A breakthrough came in 2003 after ­British detectives from Dyfed-Powys Police joined the investigation and recovered a DNA sample from Kirsty’s sarong.

Kirsty Jones 2The identity of her killer was bound up in a tiny fragment of genetic code but, with no DNA database in Thailand, all police could prove was that he was Thai.

“I’d sit there and try to imagine this man, what he looked like and why he’d want to do something so awful,” says Sue.

Local sex offenders and guesthouse residents were sampled and the DNA profile was tested against victims of 2004’s tsunami disaster – with no success.
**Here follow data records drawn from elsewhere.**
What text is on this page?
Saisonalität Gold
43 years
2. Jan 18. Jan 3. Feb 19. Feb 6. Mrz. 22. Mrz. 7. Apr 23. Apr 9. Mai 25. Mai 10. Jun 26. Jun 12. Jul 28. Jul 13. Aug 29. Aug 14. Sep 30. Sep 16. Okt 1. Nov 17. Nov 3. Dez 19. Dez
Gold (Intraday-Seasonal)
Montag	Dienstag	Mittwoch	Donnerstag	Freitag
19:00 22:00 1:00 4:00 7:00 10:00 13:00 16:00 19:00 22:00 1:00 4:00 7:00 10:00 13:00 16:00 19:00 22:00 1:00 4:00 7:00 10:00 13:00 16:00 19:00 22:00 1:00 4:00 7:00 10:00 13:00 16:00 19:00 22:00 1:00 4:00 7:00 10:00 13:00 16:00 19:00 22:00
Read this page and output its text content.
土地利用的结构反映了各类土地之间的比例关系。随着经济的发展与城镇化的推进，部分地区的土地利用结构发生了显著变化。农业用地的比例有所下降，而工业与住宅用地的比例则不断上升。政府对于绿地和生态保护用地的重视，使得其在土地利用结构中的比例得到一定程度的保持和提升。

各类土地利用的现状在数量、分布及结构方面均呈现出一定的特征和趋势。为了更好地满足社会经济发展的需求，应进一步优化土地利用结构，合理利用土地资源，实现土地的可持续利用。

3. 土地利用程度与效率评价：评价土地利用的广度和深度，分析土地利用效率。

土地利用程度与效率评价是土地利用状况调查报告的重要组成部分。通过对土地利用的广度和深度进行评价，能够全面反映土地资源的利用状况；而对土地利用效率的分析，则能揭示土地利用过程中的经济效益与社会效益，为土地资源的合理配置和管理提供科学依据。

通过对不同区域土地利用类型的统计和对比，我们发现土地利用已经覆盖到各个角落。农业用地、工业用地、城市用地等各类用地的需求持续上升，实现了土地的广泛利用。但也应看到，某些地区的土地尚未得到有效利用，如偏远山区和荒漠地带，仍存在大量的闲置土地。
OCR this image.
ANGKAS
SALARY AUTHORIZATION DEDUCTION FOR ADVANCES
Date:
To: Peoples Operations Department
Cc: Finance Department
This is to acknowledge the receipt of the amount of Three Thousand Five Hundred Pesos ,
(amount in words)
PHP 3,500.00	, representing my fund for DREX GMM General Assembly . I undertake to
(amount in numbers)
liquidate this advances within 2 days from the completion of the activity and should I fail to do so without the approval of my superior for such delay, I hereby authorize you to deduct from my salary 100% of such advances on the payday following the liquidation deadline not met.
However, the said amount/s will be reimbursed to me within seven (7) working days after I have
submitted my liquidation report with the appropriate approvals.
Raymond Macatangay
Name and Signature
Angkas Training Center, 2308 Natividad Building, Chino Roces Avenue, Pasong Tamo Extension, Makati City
A year later, Sue and Gareth travelled to Chiang Mai to see Thailand for themselves and meet the Thai police investigating Kirsty’s murder. The trip also included a heartbreaking visit to the Aree guesthouse, where Sue went into the room where Kirsty’s body had been discovered. “I could see why Kirsty had fallen in love with Thailand,” she said. “It really is paradise. The people were lovely, they couldn’t do enough for us. “You can’t write off an entire country because of something bad that once ­happened there.” But losing Kirsty in such a way had left an irreparable wound. “Especially in the early years it was ­incredibly difficult,” says Sue. “The three of us would mark the ­anniversary by taking some flowers up to Kirsty’s grave.“The day before is always the worst. Sometimes I have to just go off on my own or shut myself away to be alone for a bit. “Birthdays are the same. Kirsty is always in all our thoughts.”

Even though 13 years have passed, Sue’s burning desire to bring the killer to justice has never diminished.